Competition between the establishment camp and the opposition has been fierce. Analysts said the opposition wants to ride on the current political turmoil in Hong Kong to have a greater say in the district councils.
Starry Lee Wai-king, chairwoman of the Democratic Alliance for the Betterment and Progress of Hong Kong — the SAR's largest political party in the legislature — said on Sunday afternoon that her party is in a precarious situation.
She called urgently for all residents who long for peace to vote for her party's candidates in various districts.
Leung Kwok-hung, a former legislator from the opposition camp, competed with Lee in the same district. On Sunday, Leung disrupted Lee's press briefing and blocked her exit.
Lee expressed indignation over Leung's harassment and reiterated that the election should be fair.
A few candidates urged the Electoral Affairs Commission, Hong Kong's election watchdog, to keep a close eye on the situation around polling stations, as they said online calls to obstruct voting had been seen.

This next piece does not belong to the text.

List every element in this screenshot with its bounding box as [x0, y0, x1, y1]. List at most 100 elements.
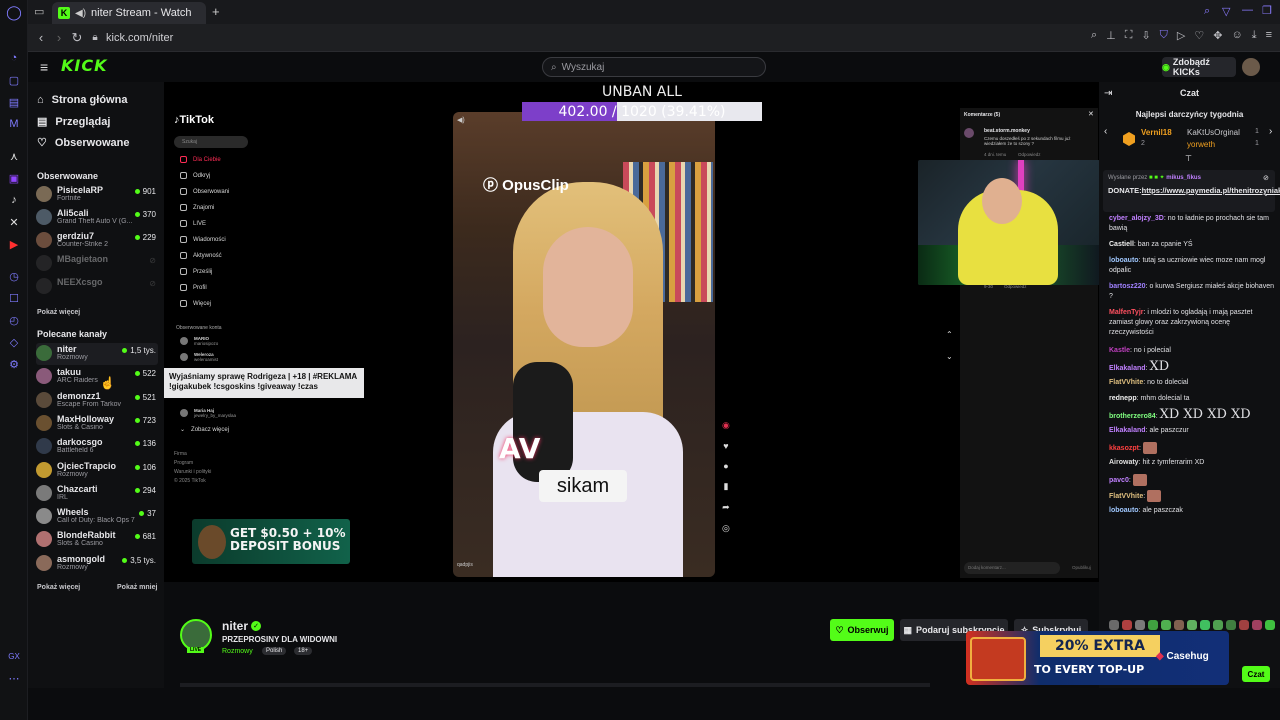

Gary Chan Hak-kan, vice-chairman of the DAB, said he saw a few people who had been in line to vote abandon the effort because of the long wait.
Pro-establishment lawmaker Elizabeth Quat Pui-fan said she had received multiple complaints from residents, including senior citizens, who gave in to fatigue after an extended wait.
Before the election, more than 100 councilors' offices were reportedly vandalized, with phone lines and network cables cut.
Holden Chow Ho-ding, a city lawmaker who was running for a seat on the Islands District Council, said his office had been vandalized four times. He expressed hope that people against violence, and who support the city's efforts to restore order, will use their votes to express themselves.
Casey Tong, a 22-year-old first-time voter living in Tin Wan, Hong Kong Island, said she hopes the councilor will really care about the interests of the neighborhoods, including young and old, and serve their needs well.
After casting his vote in Wan Chai in the morning, Peter Bentley, a Bri ton who has lived in Hong Kong for nearly 40 years, called on all voters to support candidates who firmly reject violence. He said he was shocked by the rampant violence on the streets in the past several months.